Calculating the gravity on the moon

[Blacky372]

Hey guys, we just had a physics test and one exercise was the following:

The Earth pulls down on stuff with 9.81 N/kg.
How strong is this force on the moon?

Homework Statement

Radius of the Earth r_e = 6,370km
Ratio between r_e and r_m = 11:3
Ratio between m_e and m_m = 81:1

Homework Equations

Gravitation formula. F=\gamma*\frac{mM}{r^{2}}

The Attempt at a Solution

In the test I got the correct result ~1,622\frac{m}{s^{2}} but now I can't figure out how I did it.
This is my attempt:
http://imgur.com/4TfyD2G
My formula was basically this:
F=6.67\cdot10^{-11}\frac{Nm^{2}}{kg^{2}}\cdot\frac{1kg\cdot\frac{9.81N\cdot6.37\cdot10^{6}m}{6.67\cdot10^{-11}\frac{Nm^{2}}{kg^{2}}}:81}{(6.37\cdot10^{6}m\cdot\frac{11}{3})^{2}}

EDIT: Okay this is kind of illegible. This one is better: http://i.imgur.com/O6nEQyr.png

I first thought I was right but when i calculate the result its something like 2,72N instead of 1,622N.

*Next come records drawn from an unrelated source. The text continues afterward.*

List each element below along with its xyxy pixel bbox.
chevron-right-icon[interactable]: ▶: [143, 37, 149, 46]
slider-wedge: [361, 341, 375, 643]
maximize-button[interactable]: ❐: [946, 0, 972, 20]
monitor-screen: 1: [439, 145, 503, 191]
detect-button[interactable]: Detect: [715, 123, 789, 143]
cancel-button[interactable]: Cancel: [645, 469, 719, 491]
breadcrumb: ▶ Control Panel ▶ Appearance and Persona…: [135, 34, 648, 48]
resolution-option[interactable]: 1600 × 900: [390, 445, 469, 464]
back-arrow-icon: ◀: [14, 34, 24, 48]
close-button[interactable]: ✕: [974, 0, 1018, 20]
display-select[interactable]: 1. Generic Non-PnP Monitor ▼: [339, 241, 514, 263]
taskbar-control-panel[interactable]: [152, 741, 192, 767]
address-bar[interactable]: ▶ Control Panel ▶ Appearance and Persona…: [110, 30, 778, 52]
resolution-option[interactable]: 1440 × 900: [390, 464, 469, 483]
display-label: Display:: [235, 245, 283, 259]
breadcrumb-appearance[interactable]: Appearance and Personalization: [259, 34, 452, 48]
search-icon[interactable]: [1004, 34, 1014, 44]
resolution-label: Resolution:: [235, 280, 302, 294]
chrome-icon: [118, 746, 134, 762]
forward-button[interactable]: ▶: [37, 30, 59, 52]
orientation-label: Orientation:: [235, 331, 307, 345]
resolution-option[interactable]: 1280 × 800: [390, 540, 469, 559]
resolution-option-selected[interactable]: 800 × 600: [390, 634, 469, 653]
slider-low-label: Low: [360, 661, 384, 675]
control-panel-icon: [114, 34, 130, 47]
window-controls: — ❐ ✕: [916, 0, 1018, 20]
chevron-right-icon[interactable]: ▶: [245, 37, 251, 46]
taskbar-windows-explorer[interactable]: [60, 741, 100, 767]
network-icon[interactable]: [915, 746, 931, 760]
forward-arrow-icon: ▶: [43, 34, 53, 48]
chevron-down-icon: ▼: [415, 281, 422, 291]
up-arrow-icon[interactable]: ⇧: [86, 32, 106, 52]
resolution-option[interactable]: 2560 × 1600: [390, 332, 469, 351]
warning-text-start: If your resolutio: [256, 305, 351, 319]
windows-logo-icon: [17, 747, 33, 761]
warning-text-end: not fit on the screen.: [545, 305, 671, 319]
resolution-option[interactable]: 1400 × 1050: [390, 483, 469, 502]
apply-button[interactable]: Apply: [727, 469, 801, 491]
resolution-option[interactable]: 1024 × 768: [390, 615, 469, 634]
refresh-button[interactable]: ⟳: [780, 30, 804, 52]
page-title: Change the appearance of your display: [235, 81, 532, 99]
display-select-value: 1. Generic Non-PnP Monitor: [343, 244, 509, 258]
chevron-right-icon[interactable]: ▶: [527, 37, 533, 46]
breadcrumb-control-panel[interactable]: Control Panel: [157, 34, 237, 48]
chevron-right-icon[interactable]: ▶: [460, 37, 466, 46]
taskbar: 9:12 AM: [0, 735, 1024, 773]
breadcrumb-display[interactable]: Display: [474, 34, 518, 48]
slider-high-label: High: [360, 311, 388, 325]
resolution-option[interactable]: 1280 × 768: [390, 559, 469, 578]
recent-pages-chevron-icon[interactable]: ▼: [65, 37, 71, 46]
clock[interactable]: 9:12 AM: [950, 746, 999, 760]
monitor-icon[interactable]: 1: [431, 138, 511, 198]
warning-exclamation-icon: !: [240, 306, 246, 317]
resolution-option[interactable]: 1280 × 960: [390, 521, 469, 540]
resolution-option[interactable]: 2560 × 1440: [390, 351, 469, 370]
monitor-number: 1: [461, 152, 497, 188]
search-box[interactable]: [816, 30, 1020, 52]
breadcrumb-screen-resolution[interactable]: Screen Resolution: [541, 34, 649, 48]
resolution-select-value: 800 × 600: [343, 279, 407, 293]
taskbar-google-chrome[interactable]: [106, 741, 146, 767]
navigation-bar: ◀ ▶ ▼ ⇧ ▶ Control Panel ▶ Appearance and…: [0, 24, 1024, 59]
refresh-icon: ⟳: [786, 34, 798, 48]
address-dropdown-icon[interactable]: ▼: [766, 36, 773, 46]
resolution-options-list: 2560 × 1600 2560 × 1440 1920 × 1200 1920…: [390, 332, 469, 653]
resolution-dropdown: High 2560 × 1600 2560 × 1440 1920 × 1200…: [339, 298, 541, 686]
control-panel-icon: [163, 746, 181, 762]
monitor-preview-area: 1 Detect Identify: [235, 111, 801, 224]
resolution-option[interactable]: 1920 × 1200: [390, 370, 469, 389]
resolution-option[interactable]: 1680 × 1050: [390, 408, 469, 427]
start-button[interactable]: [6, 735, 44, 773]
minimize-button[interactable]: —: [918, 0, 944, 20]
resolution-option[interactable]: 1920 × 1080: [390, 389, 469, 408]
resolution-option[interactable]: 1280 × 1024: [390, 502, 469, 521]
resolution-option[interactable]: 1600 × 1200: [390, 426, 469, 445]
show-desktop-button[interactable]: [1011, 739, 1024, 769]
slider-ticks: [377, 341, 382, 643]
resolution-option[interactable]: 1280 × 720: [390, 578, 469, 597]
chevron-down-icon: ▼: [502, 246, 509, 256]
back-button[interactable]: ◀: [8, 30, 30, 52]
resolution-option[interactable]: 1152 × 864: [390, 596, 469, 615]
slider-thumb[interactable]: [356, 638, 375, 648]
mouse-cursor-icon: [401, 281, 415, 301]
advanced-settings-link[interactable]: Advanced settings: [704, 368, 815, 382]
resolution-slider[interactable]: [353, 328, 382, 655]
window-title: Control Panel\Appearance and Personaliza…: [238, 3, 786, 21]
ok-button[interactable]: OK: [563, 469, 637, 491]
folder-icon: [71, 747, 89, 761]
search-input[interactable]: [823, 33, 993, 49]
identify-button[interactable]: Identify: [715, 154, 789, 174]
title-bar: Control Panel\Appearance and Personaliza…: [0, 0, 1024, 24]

How can I get to the right solution?

 

[haruspex]

Please post your working. How else can we determine what you're doing wrong?

 

[Blacky372]

Oh sorry, the picture isn't loading.
I will try to fix that.

 

[tms]

My formula was basically this:
F=6.67\cdot10^{-11}\frac{Nm^{2}}{kg^{2}}\cdot\frac{1kg\cdot\frac{9.81N\cdot6.37\cdot10^{6}m}{6.67\cdot10^{-11}\frac{Nm^{2}}{kg^{2}}}:81}{(6.37\cdot10^{6}m\cdot\frac{11}{3})^{2}}

Generally it is better to solve problems symbolically, only plugging in the numbers at the very end. That is definitely true for this problem. Notice that two of the data you are given are ratios of the Earth and Moon radii and masses. That suggests that taking the ratio of the force on the Moon to the force on the Earth, $F_m/F_e$, is the most direct route to a solution. Do that symbolically and the problem becomes very simple.